When Dave Carraro isn't plying the waters off Gloucester, Mass., looking for giant bluefin tuna on National Geographic Channel's Sunday hit "Wicked Tuna," he can be found flying the friendly skies above the U.S. East Coast as a pilot for JetBlue.
Which can make for some interesting reactions when he comes out of the cockpit in his pilot togs at flight's end to thank passengers for flying his airline.
"I always say people are very good at facial recognition," Carraro, a 49-year-old native of New Jersey, tells Zap2it. "They will look at me getting on and off the airplane and they won't say anything but they'll stare because I'm out of context. When I'm in my uniform, they're just looking at my face. They know me from somewhere but they're not sure where."
"It's pretty comical," he continues. "because they'll look at me the whole way up the aisle, they won't say anything, and they'll get off the airplane and then they'll do a double-take. They'll look back and they'll either disappear up into the jet bridge or they'll come back and say, 'Now I know where I know you from.' "

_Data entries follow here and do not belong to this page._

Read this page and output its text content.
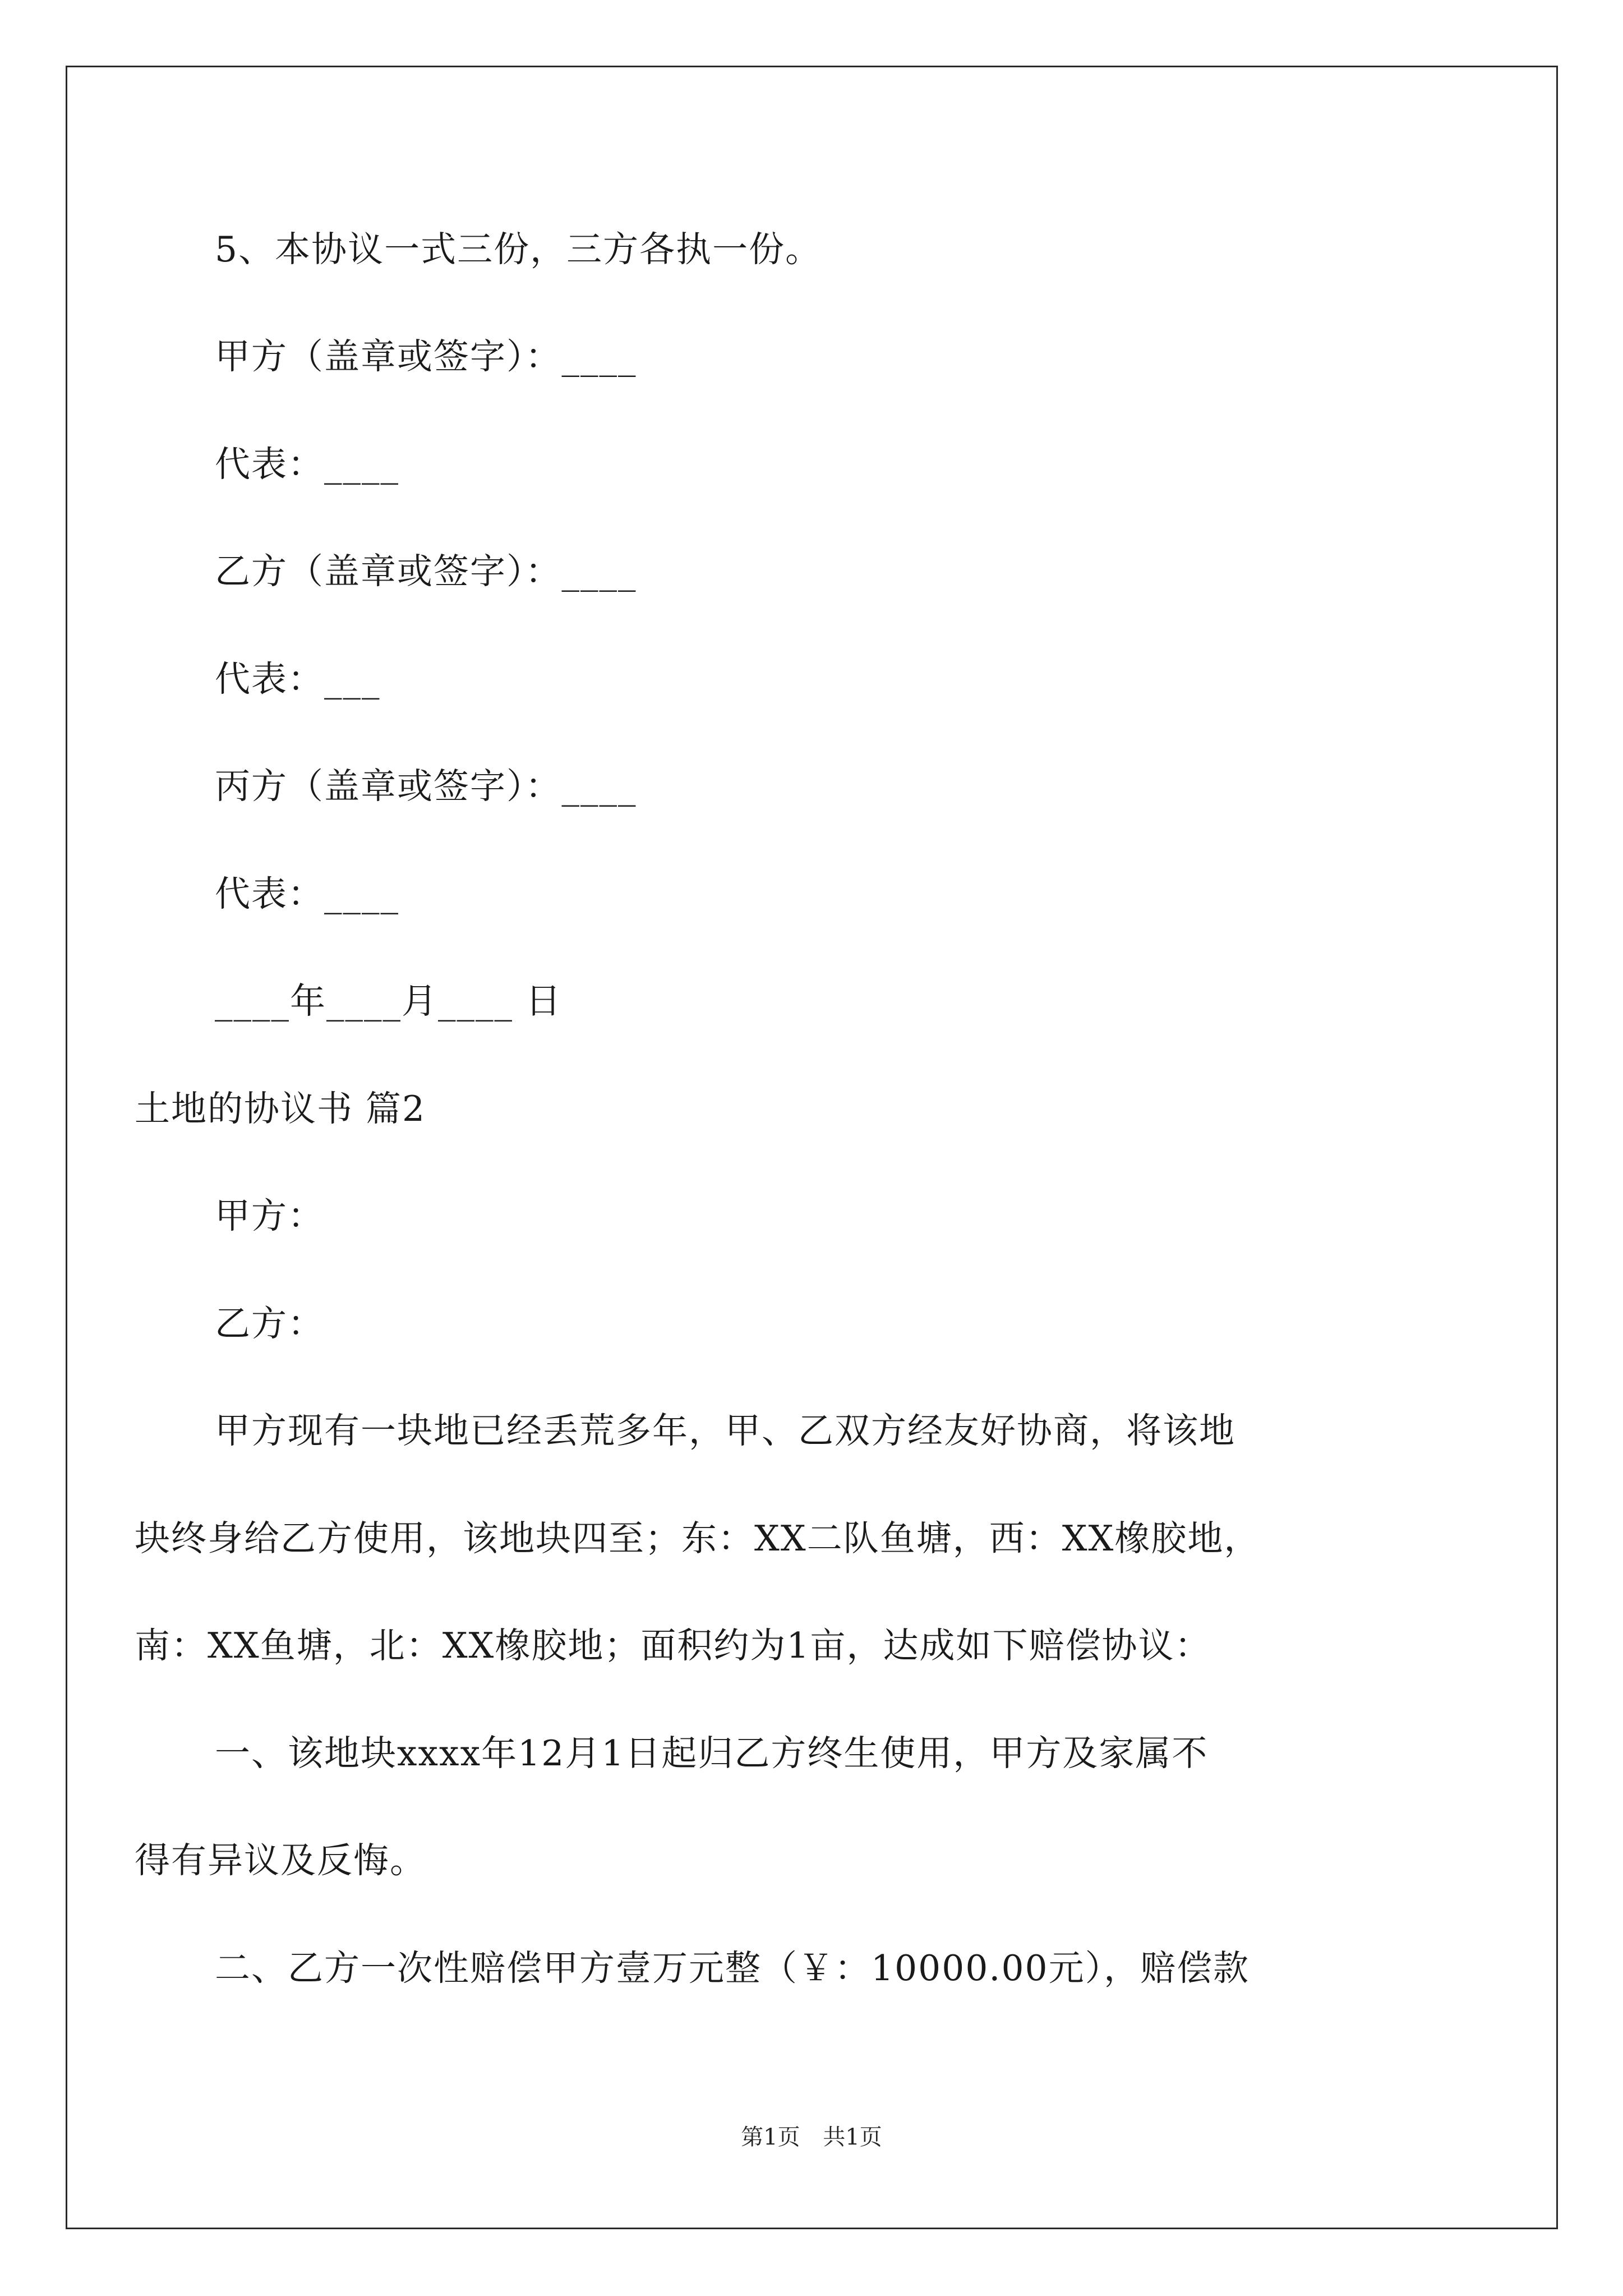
5、本协议一式三份，三方各执一份。
甲方（盖章或签字）：____
代表：____
乙方（盖章或签字）：____
代表：___
丙方（盖章或签字）：____
代表：____
____年____月____ 日
土地的协议书 篇2
甲方：
乙方：
甲方现有一块地已经丢荒多年，甲、乙双方经友好协商，将该地
块终身给乙方使用，该地块四至；东：XX二队鱼塘，西：XX橡胶地，
南：XX鱼塘，北：XX橡胶地；面积约为1亩，达成如下赔偿协议：
一、该地块xxxx年12月1日起归乙方终生使用，甲方及家属不
得有异议及反悔。
二、乙方一次性赔偿甲方壹万元整（￥：10000.00元），赔偿款
第1页 共1页
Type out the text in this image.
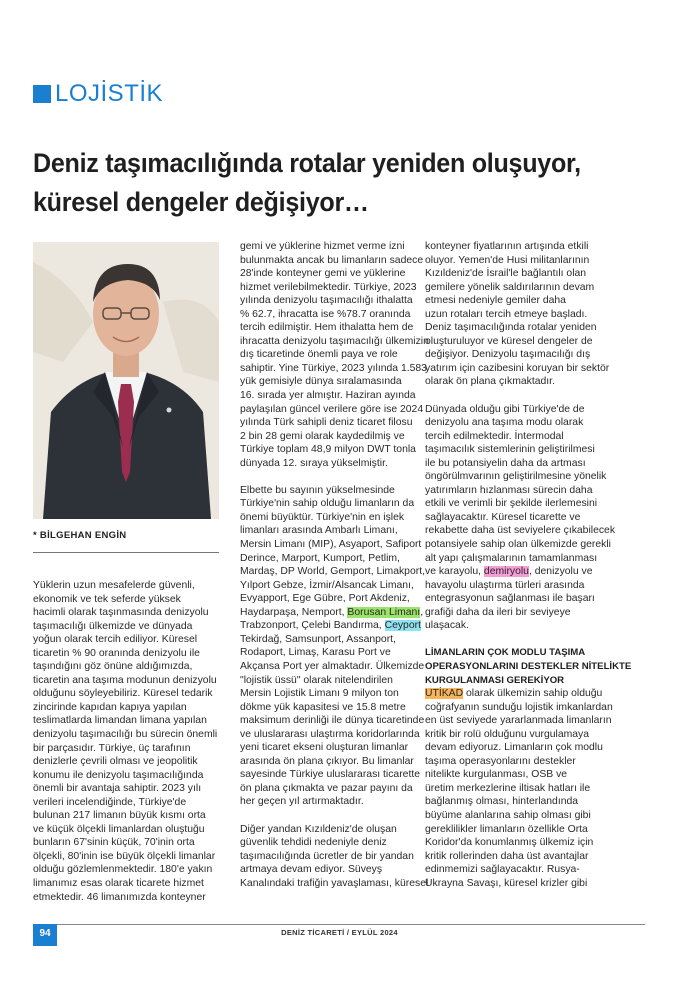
LOJİSTİK
Deniz taşımacılığında rotalar yeniden oluşuyor,
küresel dengeler değişiyor…
* BİLGEHAN ENGİN

Yüklerin uzun mesafelerde güvenli,

ekonomik ve tek seferde yüksek

hacimli olarak taşınmasında denizyolu

taşımacılığı ülkemizde ve dünyada

yoğun olarak tercih ediliyor. Küresel

ticaretin % 90 oranında denizyolu ile

taşındığını göz önüne aldığımızda,

ticaretin ana taşıma modunun denizyolu

olduğunu söyleyebiliriz. Küresel tedarik

zincirinde kapıdan kapıya yapılan

teslimatlarda limandan limana yapılan

denizyolu taşımacılığı bu sürecin önemli

bir parçasıdır. Türkiye, üç tarafının

denizlerle çevrili olması ve jeopolitik

konumu ile denizyolu taşımacılığında

önemli bir avantaja sahiptir. 2023 yılı

verileri incelendiğinde, Türkiye'de

bulunan 217 limanın büyük kısmı orta

ve küçük ölçekli limanlardan oluştuğu

bunların 67'sinin küçük, 70'inin orta

ölçekli, 80'inin ise büyük ölçekli limanlar

olduğu gözlemlenmektedir. 180'e yakın

limanımız esas olarak ticarete hizmet

etmektedir. 46 limanımızda konteyner

gemi ve yüklerine hizmet verme izni

bulunmakta ancak bu limanların sadece

28'inde konteyner gemi ve yüklerine

hizmet verilebilmektedir. Türkiye, 2023

yılında denizyolu taşımacılığı ithalatta

% 62.7, ihracatta ise %78.7 oranında

tercih edilmiştir. Hem ithalatta hem de

ihracatta denizyolu taşımacılığı ülkemizin

dış ticaretinde önemli paya ve role

sahiptir. Yine Türkiye, 2023 yılında 1.583

yük gemisiyle dünya sıralamasında

16. sırada yer almıştır. Haziran ayında

paylaşılan güncel verilere göre ise 2024

yılında Türk sahipli deniz ticaret filosu

2 bin 28 gemi olarak kaydedilmiş ve

Türkiye toplam 48,9 milyon DWT tonla

dünyada 12. sıraya yükselmiştir.

Elbette bu sayının yükselmesinde

Türkiye'nin sahip olduğu limanların da

önemi büyüktür. Türkiye'nin en işlek

limanları arasında Ambarlı Limanı,

Mersin Limanı (MIP), Asyaport, Safiport

Derince, Marport, Kumport, Petlim,

Mardaş, DP World, Gemport, Limakport,

Yılport Gebze, İzmir/Alsancak Limanı,

Evyapport, Ege Gübre, Port Akdeniz,

Haydarpaşa, Nemport, Borusan Limanı,

Trabzonport, Çelebi Bandırma, Ceyport

Tekirdağ, Samsunport, Assanport,

Rodaport, Limaş, Karasu Port ve

Akçansa Port yer almaktadır. Ülkemizde

"lojistik üssü" olarak nitelendirilen

Mersin Lojistik Limanı 9 milyon ton

dökme yük kapasitesi ve 15.8 metre

maksimum derinliği ile dünya ticaretinde

ve uluslararası ulaştırma koridorlarında

yeni ticaret ekseni oluşturan limanlar

arasında ön plana çıkıyor. Bu limanlar

sayesinde Türkiye uluslararası ticarette

ön plana çıkmakta ve pazar payını da

her geçen yıl artırmaktadır.

Diğer yandan Kızıldeniz'de oluşan

güvenlik tehdidi nedeniyle deniz

taşımacılığında ücretler de bir yandan

artmaya devam ediyor. Süveyş

Kanalındaki trafiğin yavaşlaması, küresel

konteyner fiyatlarının artışında etkili

oluyor. Yemen'de Husi militanlarının

Kızıldeniz'de İsrail'le bağlantılı olan

gemilere yönelik saldırılarının devam

etmesi nedeniyle gemiler daha

uzun rotaları tercih etmeye başladı.

Deniz taşımacılığında rotalar yeniden

oluşturuluyor ve küresel dengeler de

değişiyor. Denizyolu taşımacılığı dış

yatırım için cazibesini koruyan bir sektör

olarak ön plana çıkmaktadır.

Dünyada olduğu gibi Türkiye'de de

denizyolu ana taşıma modu olarak

tercih edilmektedir. İntermodal

taşımacılık sistemlerinin geliştirilmesi

ile bu potansiyelin daha da artması

öngörülmvarının geliştirilmesine yönelik

yatırımların hızlanması sürecin daha

etkili ve verimli bir şekilde ilerlemesini

sağlayacaktır. Küresel ticarette ve

rekabette daha üst seviyelere çıkabilecek

potansiyele sahip olan ülkemizde gerekli

alt yapı çalışmalarının tamamlanması

ve karayolu, demiryolu, denizyolu ve

havayolu ulaştırma türleri arasında

entegrasyonun sağlanması ile başarı

grafiği daha da ileri bir seviyeye

ulaşacak.

LİMANLARIN ÇOK MODLU TAŞIMA

OPERASYONLARINI DESTEKLER NİTELİKTE

KURGULANMASI GEREKİYOR

UTİKAD olarak ülkemizin sahip olduğu

coğrafyanın sunduğu lojistik imkanlardan

en üst seviyede yararlanmada limanların

kritik bir rolü olduğunu vurgulamaya

devam ediyoruz. Limanların çok modlu

taşıma operasyonlarını destekler

nitelikte kurgulanması, OSB ve

üretim merkezlerine iltisak hatları ile

bağlanmış olması, hinterlandında

büyüme alanlarına sahip olması gibi

gereklilikler limanların özellikle Orta

Koridor'da konumlanmış ülkemiz için

kritik rollerinden daha üst avantajlar

edinmemizi sağlayacaktır. Rusya-

Ukrayna Savaşı, küresel krizler gibi

94	DENİZ TİCARETİ / EYLÜL 2024
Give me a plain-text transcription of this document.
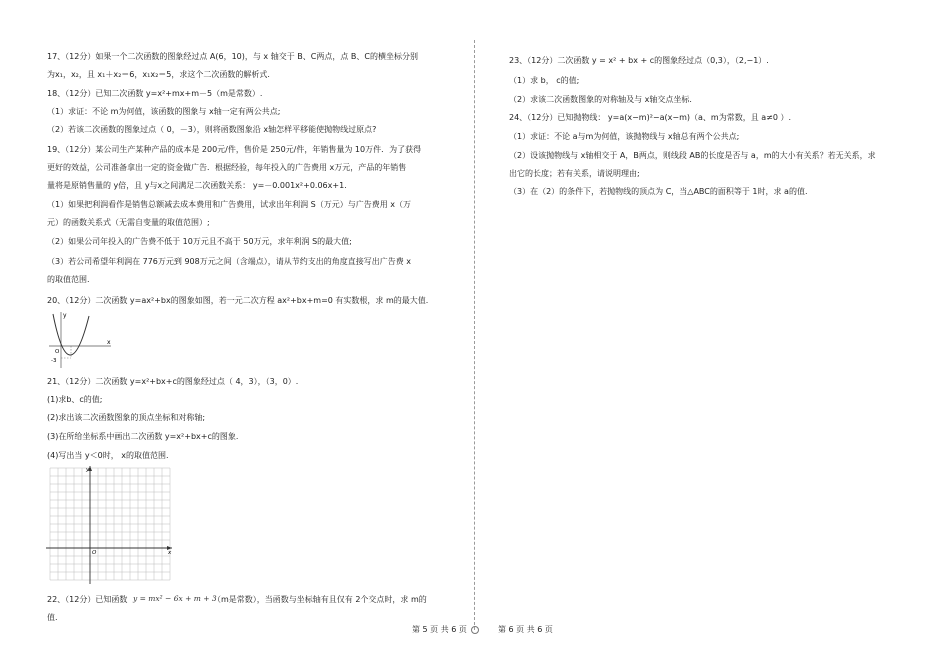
17、（12分）如果一个二次函数的图象经过点 A(6，10)，与 x 轴交于 B、C两点，点 B、C的横坐标分别
为x₁，x₂，且 x₁＋x₂＝6，x₁x₂＝5，求这个二次函数的解析式.
18、（12分）已知二次函数 y=x²+mx+m－5（m是常数）.
（1）求证：不论 m为何值，该函数的图象与 x轴一定有两公共点;
（2）若该二次函数的图象过点（ 0，－3），则将函数图象沿 x轴怎样平移能使抛物线过原点?
19、（12分）某公司生产某种产品的成本是 200元/件，售价是 250元/件，年销售量为 10万件．为了获得
更好的效益，公司准备拿出一定的资金做广告．根据经验，每年投入的广告费用 x万元，产品的年销售
量将是原销售量的 y倍，且 y与x之间满足二次函数关系： y=－0.001x²+0.06x+1.
（1）如果把利润看作是销售总额减去成本费用和广告费用，试求出年利润 S（万元）与广告费用 x（万
元）的函数关系式（无需自变量的取值范围）;
（2）如果公司年投入的广告费不低于 10万元且不高于 50万元，求年利润 S的最大值;
（3）若公司希望年利润在 776万元到 908万元之间（含端点），请从节约支出的角度直接写出广告费 x
的取值范围.
20、（12分）二次函数 y=ax²+bx的图象如图，若一元二次方程 ax²+bx+m=0 有实数根，求 m的最大值.
x
y
O
-3
21、（12分）二次函数 y=x²+bx+c的图象经过点（ 4，3），（3，0）.
(1)求b、c的值;
(2)求出该二次函数图象的顶点坐标和对称轴;
(3)在所给坐标系中画出二次函数 y=x²+bx+c的图象.
(4)写出当 y＜0时， x的取值范围.
x
y
O
22、（12分）已知函数 y = mx² − 6x + m + 3
（m是常数），当函数与坐标轴有且仅有 2个交点时，求 m的
值.
23、（12分）二次函数 y = x² + bx + c的图象经过点（0,3），（2,−1）.
（1）求 b， c的值;
（2）求该二次函数图象的对称轴及与 x轴交点坐标.
24、（12分）已知抛物线： y=a(x−m)²−a(x−m)（a、m为常数，且 a≠0 ）.
（1）求证：不论 a与m为何值，该抛物线与 x轴总有两个公共点;
（2）设该抛物线与 x轴相交于 A，B两点，则线段 AB的长度是否与 a，m的大小有关系？若无关系，求
出它的长度；若有关系，请说明理由;
（3）在（2）的条件下，若抛物线的顶点为 C，当△ABC的面积等于 1时，求 a的值.
第 5 页 共 6 页	第 6 页 共 6 页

"Ten percent of people figure it out but they say, 'I had no idea you were a pilot also.' "
But if it's Sunday night and "Wicked Tuna" was just playing on the on-board TV system, that rate goes up.
"Flight attendants that are in the back will tell me, 'A lot of people are watching your show,' " the captain of the FV-Tuna.com says. "And when people get off the airplane at night, they have that fresh picture in their head of me on the TV, and then they'll come up and say, 'You were just on TV.' It's pretty cool."
"When people recognize me, they'll take a lot of pictures. So we'll do it either in the galley or the flight deck or on the jet bridge."